Einleitung
Jugendliche im Hochstress – dieses Phänomen ist kaum einer Zeitungsausgabe fremd und prägte bereits viele Schlagzeilen, insbesondere in den vergangenen fünf Jahren, in denen wir von Sprengstoffanschlägen, Messerattacken und Axtanschlägen lesen mussten. Allgemeine Aufregung ist eine natürliche Folge, löst aber das Problem nicht.
Die Bedürfnisse von schwer belasteten Kindern und Jugendlichen mit starken Stresserleben und Traumafolgen und auch den Belastungen nach Flucht und Kriegserlebnissen werden in Ausführungen in diesem Buch validiert. Wenn nach Stress- und Traumbelastungen vieles im Leben fremd geworden ist, Gefühle aus dem Gleichgewicht geraten sind, verändert sich nicht nur das eigene Leben gravierend, sondern auch die Partizipation am sozialen Leben. Nicht in jedem Fall entwickeln sich bei extrem bedrohlichen Ereignissen eine Posttraumatische Belastungsstörung, psychische Erkrankungen oder Traumafolgestörungen. Vielmehr befähigen Resilienzfaktoren Kinder und Jugendliche trotz belastender sozioökologischer Faktoren wie Armut, Gewalterfahrung und Traumatisierung, immer wieder eine ausreichende psychosoziale Anpassung zu erreichen und sich dennoch altersentsprechend entwickeln zu können.
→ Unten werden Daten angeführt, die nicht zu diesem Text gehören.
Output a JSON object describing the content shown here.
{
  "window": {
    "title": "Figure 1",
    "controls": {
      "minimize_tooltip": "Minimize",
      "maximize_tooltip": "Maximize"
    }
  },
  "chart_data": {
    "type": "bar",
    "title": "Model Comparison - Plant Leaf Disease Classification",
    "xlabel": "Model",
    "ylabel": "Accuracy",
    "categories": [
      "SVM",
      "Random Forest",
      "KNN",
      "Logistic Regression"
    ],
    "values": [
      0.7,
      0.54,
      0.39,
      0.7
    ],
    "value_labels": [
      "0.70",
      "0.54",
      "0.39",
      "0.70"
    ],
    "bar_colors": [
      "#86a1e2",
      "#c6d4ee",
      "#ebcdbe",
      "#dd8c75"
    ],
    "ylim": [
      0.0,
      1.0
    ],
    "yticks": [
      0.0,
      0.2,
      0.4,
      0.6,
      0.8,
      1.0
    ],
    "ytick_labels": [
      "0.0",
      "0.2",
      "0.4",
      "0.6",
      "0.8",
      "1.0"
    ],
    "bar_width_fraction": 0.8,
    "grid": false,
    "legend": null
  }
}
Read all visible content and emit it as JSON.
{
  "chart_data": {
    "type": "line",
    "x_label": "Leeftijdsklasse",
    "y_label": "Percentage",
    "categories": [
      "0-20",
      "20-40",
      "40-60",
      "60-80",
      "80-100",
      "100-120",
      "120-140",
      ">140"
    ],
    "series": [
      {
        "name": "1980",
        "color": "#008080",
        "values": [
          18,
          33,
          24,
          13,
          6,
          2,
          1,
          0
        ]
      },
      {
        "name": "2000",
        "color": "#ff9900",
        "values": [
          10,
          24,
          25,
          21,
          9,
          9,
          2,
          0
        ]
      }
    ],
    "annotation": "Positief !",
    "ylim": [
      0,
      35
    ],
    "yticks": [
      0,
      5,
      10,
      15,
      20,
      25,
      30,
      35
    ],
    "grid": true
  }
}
Laut Shaffera et al. (2009) haben andererseits schwere Gewalterfahrungen zur Folge, dass die Fähigkeit zur Bewältigung typischer Entwicklungsschritte in den verschiedenen Altersstufen beeinträchtigt ist. In der Säuglings- und Kleinkindzeit führt Misshandlung zu Bindungsstörungen (Ciccetti und Barnett 1991). Dies bedeutet langandauernde, persistierende Störungen im Beziehungs- und Bindungsverhalten, insbesondere mit desorganisierten und/oder hochambivalenten Bindungsmustern. Im Kleinkindalter haben misshandelte oder anderweitig traumatisierte Kinder Schwierigkeiten, über innere Zustände und Gefühle von sich und anderen zu erzählen (Beeghly und Ciccetti 1994). In fortschreitender Kindheit und Adoleszenz treten vermehrt Verhaltensprobleme auf. In der Schulzeit kommt es zu Problemen im Umgang mit anderen Kindern: Die missbrauchten Kinder sind im Vorschulalter und in den ersten Schuljahren oft impulsiver, weniger beliebt und eher verschlossen oder distanzlos (Shaffera et al. 2009; Dodge et al. 1994). In der Adoleszenz zeigen sie dann vermehrt impulsives und/oder antisoziales Verhalten (Shaffera et al. 2009). Auch Selbstverletzungen oder Depressionen sind beschrieben. Impulshaft ausagierendes Verhalten wiederum kann zu Störungen in vielen Bereichen führen, insbesondere hinsichtlich Promiskuität, Drogen- und/oder Alkoholkonsum, Schulversagen, Delinquenz und/oder Weglauftendenzen.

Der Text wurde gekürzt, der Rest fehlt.